そもそも映画は「総合芸術」であり、監督は言うに及ばず、俳優も(そしてキャメラマンなどのスタッフも?)それぞれ、いわば「芸術家」であるわけですから。
それらの個性の強さと言ったら…推して知るべきでしょう。本作は、それぞれの個性を痛烈に風刺しているようで、その点、見ごたえすら感じられます。
予告編の「映画業界の見てはならない裏側」というフレーズがあったのも、至極もっともなことと思います。評論子は。

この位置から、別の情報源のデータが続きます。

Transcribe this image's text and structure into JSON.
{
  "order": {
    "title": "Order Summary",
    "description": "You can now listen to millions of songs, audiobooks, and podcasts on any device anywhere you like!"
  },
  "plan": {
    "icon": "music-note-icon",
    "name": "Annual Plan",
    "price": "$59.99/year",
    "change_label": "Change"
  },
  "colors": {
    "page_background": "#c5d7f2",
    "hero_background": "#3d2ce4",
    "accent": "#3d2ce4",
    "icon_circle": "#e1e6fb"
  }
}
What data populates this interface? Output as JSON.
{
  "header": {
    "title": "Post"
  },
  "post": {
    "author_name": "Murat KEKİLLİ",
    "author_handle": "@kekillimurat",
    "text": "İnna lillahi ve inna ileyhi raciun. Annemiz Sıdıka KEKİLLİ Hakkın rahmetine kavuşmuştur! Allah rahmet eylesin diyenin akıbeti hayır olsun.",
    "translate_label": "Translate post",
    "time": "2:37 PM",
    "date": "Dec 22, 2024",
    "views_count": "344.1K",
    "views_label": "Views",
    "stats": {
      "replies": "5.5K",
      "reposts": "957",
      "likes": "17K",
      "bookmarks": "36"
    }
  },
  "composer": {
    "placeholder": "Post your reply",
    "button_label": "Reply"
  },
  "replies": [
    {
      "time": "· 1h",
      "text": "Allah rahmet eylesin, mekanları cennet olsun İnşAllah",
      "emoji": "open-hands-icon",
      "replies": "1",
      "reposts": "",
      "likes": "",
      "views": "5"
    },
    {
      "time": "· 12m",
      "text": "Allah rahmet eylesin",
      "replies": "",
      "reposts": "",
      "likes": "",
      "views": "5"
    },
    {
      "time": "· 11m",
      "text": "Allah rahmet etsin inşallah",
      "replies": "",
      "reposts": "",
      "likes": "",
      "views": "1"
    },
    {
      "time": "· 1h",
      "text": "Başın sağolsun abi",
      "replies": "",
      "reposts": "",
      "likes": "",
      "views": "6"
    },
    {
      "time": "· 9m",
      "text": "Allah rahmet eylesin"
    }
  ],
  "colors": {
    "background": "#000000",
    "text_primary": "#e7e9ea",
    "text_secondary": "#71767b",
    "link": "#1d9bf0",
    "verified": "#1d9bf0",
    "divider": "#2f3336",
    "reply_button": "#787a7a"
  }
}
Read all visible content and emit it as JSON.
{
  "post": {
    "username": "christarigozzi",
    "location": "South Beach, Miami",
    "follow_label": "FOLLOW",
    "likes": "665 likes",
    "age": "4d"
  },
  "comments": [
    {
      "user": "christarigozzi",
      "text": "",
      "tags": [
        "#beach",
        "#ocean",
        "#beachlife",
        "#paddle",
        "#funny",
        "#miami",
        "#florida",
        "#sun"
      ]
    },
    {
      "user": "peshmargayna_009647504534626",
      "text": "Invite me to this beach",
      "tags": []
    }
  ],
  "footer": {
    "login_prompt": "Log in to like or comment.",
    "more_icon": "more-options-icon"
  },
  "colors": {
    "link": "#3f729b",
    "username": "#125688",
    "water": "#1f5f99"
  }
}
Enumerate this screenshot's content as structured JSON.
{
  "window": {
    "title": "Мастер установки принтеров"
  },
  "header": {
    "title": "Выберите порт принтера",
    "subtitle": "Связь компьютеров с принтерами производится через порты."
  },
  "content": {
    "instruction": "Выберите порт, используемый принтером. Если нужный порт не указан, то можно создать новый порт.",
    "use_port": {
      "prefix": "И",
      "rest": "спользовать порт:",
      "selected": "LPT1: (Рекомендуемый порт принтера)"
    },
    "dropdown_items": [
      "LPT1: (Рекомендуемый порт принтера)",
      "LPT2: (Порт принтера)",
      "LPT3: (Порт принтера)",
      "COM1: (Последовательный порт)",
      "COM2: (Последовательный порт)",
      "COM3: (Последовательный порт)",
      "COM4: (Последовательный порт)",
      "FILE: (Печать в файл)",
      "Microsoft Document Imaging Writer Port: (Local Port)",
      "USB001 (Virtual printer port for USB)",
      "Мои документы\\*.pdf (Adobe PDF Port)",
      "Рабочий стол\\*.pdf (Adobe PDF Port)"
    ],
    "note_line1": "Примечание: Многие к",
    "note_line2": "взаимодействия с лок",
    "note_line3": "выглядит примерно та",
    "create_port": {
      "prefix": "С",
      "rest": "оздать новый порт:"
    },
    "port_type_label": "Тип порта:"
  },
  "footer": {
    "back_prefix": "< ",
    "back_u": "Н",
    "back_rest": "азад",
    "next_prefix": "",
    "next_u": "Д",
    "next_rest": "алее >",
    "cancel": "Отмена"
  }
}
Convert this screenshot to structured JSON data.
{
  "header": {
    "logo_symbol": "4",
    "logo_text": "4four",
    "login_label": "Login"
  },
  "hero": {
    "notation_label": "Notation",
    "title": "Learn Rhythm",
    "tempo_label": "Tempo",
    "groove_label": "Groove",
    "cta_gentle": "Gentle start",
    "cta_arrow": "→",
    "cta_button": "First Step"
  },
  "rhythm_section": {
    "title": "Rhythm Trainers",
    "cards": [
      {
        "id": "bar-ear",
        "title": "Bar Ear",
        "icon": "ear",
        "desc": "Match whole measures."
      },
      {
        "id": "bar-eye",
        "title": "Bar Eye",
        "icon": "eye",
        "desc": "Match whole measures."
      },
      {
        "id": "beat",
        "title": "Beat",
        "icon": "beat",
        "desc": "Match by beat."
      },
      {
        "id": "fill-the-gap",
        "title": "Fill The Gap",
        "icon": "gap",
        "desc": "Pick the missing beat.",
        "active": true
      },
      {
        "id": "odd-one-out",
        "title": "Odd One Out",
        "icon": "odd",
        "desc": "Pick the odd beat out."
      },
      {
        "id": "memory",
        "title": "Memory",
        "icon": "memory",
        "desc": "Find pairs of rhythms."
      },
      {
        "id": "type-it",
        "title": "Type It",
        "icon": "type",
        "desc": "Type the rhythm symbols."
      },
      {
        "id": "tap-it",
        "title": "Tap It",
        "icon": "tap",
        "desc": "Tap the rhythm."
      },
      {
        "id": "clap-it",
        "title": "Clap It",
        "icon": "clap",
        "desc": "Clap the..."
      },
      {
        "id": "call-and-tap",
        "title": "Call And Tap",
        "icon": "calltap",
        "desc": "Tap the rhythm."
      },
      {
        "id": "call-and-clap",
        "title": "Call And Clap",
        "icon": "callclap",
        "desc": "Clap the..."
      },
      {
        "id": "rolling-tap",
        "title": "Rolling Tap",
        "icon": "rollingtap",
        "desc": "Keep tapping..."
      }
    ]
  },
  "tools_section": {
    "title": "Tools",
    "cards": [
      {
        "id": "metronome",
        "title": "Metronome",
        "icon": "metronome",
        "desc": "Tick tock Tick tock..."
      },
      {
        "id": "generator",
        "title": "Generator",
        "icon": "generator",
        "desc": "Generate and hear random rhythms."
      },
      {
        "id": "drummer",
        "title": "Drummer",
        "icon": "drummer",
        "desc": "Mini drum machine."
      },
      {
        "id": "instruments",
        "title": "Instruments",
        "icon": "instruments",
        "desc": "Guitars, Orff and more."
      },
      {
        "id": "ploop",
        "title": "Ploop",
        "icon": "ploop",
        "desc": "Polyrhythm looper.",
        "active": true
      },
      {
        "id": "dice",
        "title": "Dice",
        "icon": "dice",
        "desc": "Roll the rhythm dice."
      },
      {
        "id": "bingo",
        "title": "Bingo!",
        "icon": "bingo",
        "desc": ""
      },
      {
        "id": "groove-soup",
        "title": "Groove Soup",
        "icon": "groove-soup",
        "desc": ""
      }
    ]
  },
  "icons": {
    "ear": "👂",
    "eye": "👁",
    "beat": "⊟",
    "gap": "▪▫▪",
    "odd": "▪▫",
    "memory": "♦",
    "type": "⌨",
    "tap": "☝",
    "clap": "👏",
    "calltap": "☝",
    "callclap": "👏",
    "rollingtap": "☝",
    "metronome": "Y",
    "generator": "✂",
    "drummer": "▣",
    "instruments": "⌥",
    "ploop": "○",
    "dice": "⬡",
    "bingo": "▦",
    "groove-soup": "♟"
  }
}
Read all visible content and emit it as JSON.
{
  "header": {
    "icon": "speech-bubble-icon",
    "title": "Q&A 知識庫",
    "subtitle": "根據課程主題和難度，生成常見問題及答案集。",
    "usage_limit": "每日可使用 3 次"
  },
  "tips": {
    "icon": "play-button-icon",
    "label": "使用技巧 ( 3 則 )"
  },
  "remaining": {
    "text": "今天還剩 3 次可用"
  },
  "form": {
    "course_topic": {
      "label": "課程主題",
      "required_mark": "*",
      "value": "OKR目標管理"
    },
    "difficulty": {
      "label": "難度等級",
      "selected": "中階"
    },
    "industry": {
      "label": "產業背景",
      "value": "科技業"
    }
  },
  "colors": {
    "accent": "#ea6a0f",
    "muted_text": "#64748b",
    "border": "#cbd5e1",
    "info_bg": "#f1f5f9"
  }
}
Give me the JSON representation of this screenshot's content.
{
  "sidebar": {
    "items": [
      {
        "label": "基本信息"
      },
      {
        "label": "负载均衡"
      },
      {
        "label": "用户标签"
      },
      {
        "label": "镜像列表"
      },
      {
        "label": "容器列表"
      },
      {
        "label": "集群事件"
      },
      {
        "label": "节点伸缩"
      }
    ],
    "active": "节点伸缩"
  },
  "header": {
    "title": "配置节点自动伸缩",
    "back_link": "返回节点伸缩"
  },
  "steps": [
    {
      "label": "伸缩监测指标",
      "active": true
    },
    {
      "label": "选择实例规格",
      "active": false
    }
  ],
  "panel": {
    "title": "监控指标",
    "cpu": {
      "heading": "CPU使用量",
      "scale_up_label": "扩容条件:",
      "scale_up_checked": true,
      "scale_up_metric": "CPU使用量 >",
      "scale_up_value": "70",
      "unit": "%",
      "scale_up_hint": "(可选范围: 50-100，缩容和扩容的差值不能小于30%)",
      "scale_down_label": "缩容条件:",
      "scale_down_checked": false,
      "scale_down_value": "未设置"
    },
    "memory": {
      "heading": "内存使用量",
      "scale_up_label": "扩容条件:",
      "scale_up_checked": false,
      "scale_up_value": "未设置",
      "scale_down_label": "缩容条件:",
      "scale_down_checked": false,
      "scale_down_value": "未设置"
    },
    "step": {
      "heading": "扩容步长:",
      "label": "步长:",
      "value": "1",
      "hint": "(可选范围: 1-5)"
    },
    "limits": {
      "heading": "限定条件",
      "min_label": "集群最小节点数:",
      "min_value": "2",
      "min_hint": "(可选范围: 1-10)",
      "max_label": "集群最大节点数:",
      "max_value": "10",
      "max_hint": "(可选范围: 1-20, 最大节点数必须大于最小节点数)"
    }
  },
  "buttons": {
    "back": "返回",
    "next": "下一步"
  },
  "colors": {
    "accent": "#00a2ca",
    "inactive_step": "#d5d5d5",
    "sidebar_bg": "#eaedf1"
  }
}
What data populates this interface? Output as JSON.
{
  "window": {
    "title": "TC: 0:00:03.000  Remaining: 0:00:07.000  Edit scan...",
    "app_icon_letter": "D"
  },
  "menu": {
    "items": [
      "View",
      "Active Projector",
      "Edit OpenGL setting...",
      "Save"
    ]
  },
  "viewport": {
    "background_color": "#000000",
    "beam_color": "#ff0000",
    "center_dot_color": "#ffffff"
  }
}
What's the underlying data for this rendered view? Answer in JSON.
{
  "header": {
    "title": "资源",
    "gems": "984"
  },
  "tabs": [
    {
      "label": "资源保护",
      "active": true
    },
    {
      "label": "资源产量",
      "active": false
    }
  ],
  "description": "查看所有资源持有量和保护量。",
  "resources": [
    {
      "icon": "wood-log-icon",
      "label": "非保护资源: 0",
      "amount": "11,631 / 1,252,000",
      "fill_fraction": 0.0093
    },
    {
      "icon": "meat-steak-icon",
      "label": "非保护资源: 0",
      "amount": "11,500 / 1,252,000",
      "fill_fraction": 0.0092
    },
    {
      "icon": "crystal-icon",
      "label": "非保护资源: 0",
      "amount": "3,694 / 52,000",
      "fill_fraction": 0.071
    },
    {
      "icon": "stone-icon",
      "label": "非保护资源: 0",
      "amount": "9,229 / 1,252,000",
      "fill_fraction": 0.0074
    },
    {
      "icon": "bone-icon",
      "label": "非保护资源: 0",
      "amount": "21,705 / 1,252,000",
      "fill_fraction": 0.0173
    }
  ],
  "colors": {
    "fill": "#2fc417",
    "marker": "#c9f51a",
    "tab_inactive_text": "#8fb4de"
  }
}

(役どころや演技については一家言も二家言もあり、そして一癖も二癖もある…そういう個性派を取りまとめるのが、意外と監督の腕の見せどころなのかも知れない。)
以前に、評論子が入っている映画サークルの上映会で、上映作品の監督さんにお出でをいただき、お話を伺ったことがありましたけれども。
「もし、引きこもりのお子さんがいらっしゃれば、映画の撮影現場に連れて来なさい。一本の作品を仕上げようとする皆の熱気に、必ずや圧倒されることでしょう」とのこと。
ややコミカルに描かれてはいましたけれども。
「ぶつかり合い」は、実は、とりも直さず「素晴らしい作品を作りたい」という情熱や意気込みの彼我の交錯なのかも知れないも思いました(きれいに言えば…ですけれども。その実は、意地や見栄の張り合い?)。
舞台劇から叩き上げたというイバンにしろ、ハリウッドで鳴らしたフェリックスにしろ、そして監督のローラにしろ。
その点をコミカルに描いた点で、佳作であったとも思います。本作は。
(追記)
<映画のことば>
賞も何かの役に立ったみたいね。
お二人さん、自我のエクササイズよ。
もともと「芸術」というのは、既成の権威からはみ出して新しい美や真実を見出すもの。
「落とし話」として、お上のご政道を揶揄したりしていた落語が、その「お上」から表彰を受ける=文化勲章をもらうのはおかしいと、反旗を翻した落語家がいたとも聞き及びます。
映画も、各賞の受賞=時の権威に認めてもらうことが、あたかも「勲章」のようにもてはやされるのは、本来は、おかしなことなのかも知れないと、評論子も思います。